Eine Insel ist ein Stück Land, das rundherum von Wasser umgeben ist. Inseln können winzig oder riesig sein und Strände, Hügel, Orte, Felder und vieles mehr haben.

Was macht eine Insel aus?

Eine Insel ist Land, das auf jeder Seite von Wasser umgeben ist. Das Wasser kann zu einem Meer, See oder Fluss gehören. Auf einer Insel kann ein Baum, eine ganze Stadt oder vieles andere sein; ihre Größe ändert die Grundidee nicht.

Warum ist es wichtig, eine Insel zu sein?

Zu wissen, dass ein Ort eine Insel ist, hilft beim Nachdenken darüber, wie Menschen, Tiere und Dinge dorthin gelangen. Je nach Insel können sie eine Brücke, ein Boot oder ein Flugzeug benutzen. Das Wasser rundherum macht die Reise oft anders als auf dem Festland.

Ist das eine Insel?

Stell dir ein Stück Land mitten in einem See vor. Sieh auf alle vier Seiten: Im Norden, Süden, Osten und Westen ist Wasser. Weil Wasser das Land überall umgibt, ist es eine Insel. Eine Halbinsel hätte an vielen Seiten Wasser, wäre aber mit Land am Ufer verbunden.
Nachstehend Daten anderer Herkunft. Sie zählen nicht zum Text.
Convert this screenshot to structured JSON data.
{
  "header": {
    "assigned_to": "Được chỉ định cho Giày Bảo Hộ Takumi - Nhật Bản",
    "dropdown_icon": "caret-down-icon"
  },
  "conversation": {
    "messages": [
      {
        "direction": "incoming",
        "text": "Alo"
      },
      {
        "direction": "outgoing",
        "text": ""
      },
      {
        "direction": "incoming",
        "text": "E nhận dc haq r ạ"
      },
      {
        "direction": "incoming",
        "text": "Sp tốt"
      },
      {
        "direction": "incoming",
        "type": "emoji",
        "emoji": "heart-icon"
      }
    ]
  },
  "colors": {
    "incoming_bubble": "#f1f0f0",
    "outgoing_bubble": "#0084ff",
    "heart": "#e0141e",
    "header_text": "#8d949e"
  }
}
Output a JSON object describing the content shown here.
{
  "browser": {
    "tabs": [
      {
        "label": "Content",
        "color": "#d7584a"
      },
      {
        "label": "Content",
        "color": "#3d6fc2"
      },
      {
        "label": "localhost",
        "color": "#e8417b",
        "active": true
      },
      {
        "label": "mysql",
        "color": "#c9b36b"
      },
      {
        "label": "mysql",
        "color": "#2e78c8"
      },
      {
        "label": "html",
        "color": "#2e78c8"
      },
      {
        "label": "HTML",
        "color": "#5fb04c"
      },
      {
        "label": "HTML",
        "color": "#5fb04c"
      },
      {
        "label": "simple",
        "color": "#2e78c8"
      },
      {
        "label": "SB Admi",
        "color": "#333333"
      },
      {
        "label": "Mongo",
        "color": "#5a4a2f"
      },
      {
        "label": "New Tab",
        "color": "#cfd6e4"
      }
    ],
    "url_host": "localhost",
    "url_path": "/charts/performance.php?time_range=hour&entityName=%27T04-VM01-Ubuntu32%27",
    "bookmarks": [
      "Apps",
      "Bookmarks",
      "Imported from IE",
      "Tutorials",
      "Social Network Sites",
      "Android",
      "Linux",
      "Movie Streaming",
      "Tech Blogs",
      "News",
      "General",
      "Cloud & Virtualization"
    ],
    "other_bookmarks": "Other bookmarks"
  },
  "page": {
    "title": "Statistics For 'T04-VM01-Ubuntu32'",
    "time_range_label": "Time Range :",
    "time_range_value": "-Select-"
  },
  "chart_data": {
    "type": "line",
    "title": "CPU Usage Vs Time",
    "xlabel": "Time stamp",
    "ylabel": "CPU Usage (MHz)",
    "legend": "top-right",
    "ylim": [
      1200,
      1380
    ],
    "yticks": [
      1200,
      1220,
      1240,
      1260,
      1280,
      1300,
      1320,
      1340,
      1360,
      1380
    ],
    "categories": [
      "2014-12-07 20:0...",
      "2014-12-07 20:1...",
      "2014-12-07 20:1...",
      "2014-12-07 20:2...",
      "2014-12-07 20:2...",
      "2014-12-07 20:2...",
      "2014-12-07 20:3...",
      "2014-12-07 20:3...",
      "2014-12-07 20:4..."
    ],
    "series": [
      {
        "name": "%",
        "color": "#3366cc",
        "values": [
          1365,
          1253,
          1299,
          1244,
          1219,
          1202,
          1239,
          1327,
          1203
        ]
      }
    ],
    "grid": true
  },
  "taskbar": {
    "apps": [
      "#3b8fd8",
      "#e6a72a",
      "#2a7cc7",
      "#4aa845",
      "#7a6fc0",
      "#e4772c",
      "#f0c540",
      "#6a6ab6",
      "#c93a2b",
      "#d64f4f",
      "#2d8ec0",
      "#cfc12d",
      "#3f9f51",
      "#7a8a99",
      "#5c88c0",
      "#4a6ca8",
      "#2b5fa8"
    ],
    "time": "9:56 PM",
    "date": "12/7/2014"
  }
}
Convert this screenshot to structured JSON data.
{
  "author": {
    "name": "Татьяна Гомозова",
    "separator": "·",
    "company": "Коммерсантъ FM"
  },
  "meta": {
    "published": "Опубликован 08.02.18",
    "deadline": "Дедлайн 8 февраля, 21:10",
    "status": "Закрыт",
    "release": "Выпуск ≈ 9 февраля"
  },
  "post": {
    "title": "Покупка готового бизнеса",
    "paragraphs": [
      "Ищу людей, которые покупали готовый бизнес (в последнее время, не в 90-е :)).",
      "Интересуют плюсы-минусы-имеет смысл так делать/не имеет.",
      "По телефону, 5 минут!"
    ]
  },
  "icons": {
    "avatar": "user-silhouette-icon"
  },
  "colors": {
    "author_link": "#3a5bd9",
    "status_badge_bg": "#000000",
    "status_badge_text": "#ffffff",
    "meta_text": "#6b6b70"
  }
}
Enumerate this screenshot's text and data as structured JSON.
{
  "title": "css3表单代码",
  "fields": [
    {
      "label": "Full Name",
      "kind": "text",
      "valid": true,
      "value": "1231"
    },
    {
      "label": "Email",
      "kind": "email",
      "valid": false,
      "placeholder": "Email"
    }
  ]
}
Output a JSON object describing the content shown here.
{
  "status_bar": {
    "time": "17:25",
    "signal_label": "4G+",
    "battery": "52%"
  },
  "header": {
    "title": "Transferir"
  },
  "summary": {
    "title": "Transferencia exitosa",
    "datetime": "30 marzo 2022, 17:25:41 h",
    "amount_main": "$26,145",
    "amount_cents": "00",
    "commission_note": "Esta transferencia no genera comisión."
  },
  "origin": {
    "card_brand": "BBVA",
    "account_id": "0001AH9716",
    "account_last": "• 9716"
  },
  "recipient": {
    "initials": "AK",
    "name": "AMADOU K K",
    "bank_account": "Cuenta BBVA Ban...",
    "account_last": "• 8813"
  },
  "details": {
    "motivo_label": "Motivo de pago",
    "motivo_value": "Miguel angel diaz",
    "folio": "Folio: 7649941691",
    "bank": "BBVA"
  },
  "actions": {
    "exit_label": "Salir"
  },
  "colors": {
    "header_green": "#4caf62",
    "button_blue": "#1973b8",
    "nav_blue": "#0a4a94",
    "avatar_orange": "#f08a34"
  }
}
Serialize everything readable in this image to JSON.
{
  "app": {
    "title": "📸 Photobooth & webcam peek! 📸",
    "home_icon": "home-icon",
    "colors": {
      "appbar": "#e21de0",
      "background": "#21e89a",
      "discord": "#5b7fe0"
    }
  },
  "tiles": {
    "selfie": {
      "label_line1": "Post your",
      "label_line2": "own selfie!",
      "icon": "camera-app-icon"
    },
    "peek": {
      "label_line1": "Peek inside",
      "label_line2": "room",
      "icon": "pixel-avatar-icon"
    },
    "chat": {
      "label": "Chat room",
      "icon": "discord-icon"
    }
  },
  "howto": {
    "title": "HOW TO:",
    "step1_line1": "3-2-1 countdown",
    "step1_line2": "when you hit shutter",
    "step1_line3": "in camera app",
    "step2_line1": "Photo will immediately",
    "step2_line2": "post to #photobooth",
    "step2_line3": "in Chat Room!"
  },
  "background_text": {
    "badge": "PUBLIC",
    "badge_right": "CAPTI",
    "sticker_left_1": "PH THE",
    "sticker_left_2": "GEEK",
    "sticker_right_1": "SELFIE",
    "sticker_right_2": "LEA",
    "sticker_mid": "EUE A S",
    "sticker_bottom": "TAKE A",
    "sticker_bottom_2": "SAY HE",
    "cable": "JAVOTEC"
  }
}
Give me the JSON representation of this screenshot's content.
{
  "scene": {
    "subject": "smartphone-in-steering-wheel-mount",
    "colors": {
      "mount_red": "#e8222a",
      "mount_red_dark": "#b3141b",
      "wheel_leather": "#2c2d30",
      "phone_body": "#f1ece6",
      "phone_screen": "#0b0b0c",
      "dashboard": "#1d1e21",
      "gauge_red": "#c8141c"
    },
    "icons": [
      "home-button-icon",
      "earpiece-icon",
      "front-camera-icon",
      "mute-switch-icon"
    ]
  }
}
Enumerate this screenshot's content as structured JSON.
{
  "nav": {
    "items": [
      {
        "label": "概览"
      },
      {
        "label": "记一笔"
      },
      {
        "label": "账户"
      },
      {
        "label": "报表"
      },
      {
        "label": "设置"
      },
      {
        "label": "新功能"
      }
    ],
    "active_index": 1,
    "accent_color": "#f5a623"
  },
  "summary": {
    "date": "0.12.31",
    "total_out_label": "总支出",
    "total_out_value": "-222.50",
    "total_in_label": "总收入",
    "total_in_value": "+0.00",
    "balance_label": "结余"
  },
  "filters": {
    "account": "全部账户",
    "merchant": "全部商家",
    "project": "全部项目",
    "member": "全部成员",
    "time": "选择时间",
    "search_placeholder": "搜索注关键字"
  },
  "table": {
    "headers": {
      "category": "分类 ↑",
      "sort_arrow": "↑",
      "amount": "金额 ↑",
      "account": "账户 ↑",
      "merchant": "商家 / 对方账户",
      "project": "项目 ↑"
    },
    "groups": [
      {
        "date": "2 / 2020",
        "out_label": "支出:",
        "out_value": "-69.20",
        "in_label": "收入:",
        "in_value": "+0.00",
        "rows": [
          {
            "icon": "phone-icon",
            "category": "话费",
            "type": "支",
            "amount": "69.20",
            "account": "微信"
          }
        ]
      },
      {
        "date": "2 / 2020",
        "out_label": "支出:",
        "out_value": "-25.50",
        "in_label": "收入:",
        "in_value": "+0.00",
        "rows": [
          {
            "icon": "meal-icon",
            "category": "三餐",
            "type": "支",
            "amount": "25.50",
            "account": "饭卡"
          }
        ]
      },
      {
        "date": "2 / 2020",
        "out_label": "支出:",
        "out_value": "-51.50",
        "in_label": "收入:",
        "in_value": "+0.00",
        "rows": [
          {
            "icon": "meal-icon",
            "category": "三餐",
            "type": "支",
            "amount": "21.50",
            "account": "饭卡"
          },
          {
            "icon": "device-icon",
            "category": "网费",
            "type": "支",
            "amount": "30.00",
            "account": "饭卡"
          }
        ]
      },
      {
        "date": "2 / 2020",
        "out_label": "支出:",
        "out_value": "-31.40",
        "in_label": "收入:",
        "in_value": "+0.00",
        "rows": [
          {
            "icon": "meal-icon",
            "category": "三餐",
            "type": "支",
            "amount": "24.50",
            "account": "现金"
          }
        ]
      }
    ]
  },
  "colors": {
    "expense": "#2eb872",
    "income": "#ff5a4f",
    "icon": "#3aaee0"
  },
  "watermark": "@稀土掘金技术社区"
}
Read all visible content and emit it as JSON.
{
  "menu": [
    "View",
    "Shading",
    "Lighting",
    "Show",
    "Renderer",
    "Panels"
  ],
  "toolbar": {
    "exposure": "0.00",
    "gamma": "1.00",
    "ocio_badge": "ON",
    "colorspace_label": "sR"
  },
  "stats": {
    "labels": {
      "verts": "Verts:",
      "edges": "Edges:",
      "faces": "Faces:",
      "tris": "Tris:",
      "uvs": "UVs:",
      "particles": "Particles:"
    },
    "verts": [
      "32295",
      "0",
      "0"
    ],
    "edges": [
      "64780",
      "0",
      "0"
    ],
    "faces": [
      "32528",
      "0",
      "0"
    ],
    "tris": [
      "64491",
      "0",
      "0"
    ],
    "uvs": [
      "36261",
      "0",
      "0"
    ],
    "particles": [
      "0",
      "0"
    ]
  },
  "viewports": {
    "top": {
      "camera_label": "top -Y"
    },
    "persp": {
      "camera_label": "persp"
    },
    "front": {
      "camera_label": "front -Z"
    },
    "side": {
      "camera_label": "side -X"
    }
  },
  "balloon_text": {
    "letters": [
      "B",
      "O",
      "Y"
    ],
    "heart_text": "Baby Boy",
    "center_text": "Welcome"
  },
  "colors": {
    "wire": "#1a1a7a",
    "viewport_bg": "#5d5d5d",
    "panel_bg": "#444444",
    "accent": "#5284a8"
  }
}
Eine Insel ist nicht immer klein

Viele Bilder zeigen Inseln als kleine Sandflecken. Deshalb ist es verständlich, dass man eine Insel für winzig hält. Entscheidend ist aber das Wasser rundherum, nicht die Größe. Großbritannien ist zum Beispiel eine große Insel mit Städten, Straßen, Feldern und Bergen.

Wo sind Inseln wichtig?

Diese Idee hilft beim Lesen eines Reiseprospekts, beim Betrachten eines Globus oder beim Sprechen über einen Ort wie Madeira. Sie erklärt, warum eine Reise eine Fähre oder einen Flug brauchen kann. Eine Insel kann zugleich Heimat und Reiseziel sein.